What hasn’t changed, however, is the inability to divide administrator controls below the level of a workload—such as SharePoint Online or Exchange Online—in order to provide delegated administration within the tenant.
For example in the past, an IT manager that may have been charged with just administrating SharePoint 2016 for the North American marketing department of Contoso is suddenly given access to the company’s entire SharePoint Online environment including its Japanese, German and other divisions; there’s no role below SharePoint administrator built into Microsoft 365.
Faced with this issue, organizations leveraging Microsoft 365 typically have two options:
- Reduce the number of global admins, or
- Accept the potential risk that comes with giving admins too much power
Both options have their faults; lowering your admin count means fewer people to manage your data while having competent people on the sidelines, and excessive, unmanaged risk is also unacceptable.
For organizations that deal with sensitive information or deal with ITAR or similar stringent regulations, the second path may not even be an option.
AvePoint’s delegated administration capabilities in Cloud Management for Microsoft 365 provides the answer, and as with users, makes it easy for administrators to do the right thing.
Imagine being able to take your central Microsoft 365 tenant and carve it up into separate, more manageable containers that can be administered at the division level without giving up access to the entire tenant. It provides the structure and security of isolated tenants but still allows you to leverage Microsoft 365’s collaboration capabilities to the fullest.
This can be extremely helpful for government agencies or large organizations who can now allow IT users closer to the business or mission to help with permissions management, content management, and reporting for their division.
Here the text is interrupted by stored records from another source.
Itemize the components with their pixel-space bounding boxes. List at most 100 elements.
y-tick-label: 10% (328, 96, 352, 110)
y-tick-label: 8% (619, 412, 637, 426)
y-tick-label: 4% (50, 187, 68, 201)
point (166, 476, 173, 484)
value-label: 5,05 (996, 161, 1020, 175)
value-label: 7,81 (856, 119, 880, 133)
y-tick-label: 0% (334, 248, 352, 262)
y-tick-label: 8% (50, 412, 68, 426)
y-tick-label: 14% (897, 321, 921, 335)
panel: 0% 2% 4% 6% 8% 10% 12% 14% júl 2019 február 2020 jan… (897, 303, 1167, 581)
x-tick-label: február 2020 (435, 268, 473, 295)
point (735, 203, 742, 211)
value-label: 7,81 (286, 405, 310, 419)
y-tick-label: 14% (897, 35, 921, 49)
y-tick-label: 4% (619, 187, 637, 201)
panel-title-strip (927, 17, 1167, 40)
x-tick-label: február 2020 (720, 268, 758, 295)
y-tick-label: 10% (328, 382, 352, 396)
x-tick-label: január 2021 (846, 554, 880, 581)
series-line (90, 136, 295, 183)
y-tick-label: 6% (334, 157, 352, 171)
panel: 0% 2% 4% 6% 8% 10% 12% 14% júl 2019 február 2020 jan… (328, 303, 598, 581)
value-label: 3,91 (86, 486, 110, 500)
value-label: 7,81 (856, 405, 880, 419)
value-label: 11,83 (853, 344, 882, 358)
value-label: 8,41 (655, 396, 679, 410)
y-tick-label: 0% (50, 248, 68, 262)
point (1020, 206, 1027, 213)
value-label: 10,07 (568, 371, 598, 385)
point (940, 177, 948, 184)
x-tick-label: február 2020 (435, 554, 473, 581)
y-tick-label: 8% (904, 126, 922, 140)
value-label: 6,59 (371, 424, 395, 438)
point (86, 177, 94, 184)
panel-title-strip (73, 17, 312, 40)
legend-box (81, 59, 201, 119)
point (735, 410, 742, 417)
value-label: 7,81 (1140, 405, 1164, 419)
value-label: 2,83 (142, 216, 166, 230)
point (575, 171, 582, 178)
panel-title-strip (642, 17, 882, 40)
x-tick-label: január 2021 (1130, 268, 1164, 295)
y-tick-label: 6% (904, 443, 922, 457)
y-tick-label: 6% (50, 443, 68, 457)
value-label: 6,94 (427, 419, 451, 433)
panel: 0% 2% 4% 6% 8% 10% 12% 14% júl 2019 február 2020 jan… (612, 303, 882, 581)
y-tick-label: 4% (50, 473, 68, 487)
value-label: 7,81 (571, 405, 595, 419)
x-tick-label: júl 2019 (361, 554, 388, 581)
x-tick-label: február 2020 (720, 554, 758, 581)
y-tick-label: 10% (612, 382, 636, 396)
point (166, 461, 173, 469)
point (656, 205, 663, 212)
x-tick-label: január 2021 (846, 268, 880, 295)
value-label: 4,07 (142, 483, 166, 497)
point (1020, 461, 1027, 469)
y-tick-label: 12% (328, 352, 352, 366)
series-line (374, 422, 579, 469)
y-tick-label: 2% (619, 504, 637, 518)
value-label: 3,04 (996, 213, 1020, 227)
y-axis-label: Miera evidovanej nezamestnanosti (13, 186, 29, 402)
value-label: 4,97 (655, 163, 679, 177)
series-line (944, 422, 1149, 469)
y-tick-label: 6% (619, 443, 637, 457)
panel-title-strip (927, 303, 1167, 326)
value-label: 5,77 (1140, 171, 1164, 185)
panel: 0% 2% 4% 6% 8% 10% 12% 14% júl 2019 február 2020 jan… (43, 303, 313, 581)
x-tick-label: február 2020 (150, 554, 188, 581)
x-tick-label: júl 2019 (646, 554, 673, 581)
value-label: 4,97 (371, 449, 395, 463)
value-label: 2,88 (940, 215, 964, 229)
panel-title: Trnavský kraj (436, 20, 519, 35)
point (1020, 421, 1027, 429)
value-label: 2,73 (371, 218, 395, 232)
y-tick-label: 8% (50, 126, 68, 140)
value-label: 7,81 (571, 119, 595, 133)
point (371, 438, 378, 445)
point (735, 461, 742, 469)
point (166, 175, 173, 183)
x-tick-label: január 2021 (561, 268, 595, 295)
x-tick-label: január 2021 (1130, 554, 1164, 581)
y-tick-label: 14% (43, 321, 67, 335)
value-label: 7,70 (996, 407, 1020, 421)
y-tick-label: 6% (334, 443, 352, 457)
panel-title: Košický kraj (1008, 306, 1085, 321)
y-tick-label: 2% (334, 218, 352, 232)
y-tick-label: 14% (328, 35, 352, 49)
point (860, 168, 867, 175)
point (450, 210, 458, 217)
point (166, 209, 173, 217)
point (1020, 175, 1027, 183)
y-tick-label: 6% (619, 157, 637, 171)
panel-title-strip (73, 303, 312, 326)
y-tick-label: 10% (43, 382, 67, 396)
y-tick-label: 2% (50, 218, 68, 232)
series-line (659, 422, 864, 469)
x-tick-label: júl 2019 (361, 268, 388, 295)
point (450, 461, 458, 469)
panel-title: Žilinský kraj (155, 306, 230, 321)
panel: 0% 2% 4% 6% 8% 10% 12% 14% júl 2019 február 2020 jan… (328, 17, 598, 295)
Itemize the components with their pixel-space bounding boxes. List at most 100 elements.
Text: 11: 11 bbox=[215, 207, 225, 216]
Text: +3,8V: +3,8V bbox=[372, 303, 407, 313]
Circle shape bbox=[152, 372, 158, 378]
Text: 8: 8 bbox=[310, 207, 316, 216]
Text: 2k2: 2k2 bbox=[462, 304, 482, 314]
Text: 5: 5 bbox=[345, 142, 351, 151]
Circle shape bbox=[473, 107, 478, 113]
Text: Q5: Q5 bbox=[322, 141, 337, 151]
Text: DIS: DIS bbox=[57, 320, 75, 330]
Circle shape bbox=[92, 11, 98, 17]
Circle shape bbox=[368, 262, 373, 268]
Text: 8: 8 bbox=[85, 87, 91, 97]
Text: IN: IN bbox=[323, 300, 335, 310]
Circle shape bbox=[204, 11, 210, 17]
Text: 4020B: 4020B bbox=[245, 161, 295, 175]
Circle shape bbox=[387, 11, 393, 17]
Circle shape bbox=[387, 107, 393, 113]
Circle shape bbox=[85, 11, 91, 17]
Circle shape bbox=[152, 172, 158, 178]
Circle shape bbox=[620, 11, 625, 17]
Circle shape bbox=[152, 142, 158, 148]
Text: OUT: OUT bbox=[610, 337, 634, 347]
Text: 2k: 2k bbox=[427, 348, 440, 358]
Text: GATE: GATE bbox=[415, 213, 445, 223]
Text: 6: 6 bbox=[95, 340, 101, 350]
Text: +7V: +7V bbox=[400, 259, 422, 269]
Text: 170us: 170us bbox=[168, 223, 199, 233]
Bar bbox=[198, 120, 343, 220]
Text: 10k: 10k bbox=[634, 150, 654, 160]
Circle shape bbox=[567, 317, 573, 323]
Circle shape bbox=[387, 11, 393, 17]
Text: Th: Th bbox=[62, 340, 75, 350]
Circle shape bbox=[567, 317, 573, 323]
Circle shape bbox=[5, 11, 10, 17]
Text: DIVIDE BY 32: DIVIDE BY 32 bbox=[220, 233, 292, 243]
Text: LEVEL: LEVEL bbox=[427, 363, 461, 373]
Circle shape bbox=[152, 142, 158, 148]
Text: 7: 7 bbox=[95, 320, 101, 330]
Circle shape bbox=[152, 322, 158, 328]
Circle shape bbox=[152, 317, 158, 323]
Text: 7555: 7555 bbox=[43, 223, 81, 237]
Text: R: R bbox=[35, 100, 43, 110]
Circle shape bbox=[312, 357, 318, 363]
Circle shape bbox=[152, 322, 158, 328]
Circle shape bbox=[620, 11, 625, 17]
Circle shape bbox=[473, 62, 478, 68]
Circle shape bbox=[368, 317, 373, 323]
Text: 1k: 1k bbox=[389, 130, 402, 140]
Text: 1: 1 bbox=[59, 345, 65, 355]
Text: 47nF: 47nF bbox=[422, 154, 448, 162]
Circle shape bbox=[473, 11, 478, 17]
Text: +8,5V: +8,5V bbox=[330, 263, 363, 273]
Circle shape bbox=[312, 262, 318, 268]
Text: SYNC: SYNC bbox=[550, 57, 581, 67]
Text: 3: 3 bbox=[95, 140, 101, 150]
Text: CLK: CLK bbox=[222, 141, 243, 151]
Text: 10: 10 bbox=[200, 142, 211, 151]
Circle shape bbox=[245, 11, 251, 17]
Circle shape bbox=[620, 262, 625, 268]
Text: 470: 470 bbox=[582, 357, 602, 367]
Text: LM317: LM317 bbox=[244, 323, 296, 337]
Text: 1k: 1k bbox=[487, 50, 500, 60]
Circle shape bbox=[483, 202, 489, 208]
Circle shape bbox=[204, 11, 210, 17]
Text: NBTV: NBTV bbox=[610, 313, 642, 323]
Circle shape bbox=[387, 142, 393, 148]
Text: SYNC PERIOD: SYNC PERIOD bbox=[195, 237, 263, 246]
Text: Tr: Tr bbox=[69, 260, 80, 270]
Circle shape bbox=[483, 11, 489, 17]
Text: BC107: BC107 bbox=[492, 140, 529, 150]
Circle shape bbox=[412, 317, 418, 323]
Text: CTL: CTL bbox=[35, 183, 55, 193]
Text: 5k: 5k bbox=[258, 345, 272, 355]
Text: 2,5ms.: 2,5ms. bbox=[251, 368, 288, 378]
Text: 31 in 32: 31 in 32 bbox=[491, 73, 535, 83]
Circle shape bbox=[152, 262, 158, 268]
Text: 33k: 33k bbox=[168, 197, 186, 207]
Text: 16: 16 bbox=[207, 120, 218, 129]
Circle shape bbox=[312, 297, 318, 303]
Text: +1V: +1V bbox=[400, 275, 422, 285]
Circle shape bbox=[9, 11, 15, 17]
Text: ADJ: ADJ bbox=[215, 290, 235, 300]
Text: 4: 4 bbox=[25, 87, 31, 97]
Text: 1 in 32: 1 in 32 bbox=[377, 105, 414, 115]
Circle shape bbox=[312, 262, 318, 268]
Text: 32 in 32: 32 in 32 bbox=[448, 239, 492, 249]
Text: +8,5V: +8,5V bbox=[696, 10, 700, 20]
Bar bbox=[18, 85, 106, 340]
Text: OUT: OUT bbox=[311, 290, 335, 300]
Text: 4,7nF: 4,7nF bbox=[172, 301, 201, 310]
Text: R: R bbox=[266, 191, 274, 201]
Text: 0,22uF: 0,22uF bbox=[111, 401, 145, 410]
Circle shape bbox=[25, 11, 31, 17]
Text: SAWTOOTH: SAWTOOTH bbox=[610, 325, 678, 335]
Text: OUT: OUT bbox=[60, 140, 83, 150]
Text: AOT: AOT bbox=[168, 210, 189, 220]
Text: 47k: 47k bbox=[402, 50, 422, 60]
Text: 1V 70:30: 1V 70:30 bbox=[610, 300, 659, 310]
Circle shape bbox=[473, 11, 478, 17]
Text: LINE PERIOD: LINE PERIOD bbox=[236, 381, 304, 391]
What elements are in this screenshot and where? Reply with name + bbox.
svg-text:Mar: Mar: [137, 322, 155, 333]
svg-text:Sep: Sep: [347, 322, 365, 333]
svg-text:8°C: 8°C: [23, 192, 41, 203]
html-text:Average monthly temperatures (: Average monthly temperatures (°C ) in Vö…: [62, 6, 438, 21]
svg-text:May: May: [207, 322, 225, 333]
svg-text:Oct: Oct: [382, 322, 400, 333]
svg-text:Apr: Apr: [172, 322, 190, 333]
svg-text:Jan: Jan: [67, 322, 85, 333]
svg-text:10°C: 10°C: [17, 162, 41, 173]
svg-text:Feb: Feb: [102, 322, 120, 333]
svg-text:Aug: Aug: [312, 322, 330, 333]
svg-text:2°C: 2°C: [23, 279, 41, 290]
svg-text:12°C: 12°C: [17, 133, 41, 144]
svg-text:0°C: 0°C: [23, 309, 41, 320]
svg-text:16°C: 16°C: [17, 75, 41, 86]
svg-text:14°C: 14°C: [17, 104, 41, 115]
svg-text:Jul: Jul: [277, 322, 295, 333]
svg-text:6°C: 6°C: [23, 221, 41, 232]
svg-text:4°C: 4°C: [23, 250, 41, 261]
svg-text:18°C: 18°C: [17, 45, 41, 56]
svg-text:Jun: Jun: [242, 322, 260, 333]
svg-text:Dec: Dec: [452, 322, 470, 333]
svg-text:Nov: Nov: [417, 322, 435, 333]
So for example, while the state government of California may be under a single Microsoft 365 tenant, they could then create Microsoft 365 admins in the Department of Transportation who just have access to those workspaces and data.
Objects such as mailboxes, OneDrive repositories, Microsoft 365 Groups and more can be divided into separate logical groupings, based on properties or combinations of properties. For example, all objects with the departmental property of “sales” and the geography property of “United States” can be automatically allocated to a “US Sales” container, to which an IT administrator can be assigned.
He or she can carry out the administrative tasks for all objects in the container, but not for any objects outside of the container.
Alternatively, all Exchange mailboxes with a custom property of “executive” can be assigned to an “Executives” container, and only the assigned administrator is able to provide administrative support to the executives of the organization.
This prevents just any administrator with the Exchange Administrator role in Microsoft 365—which gives access to all mailboxes by design from accessing the mailboxes of executives which will contain sensitive, confidential, and secret business information.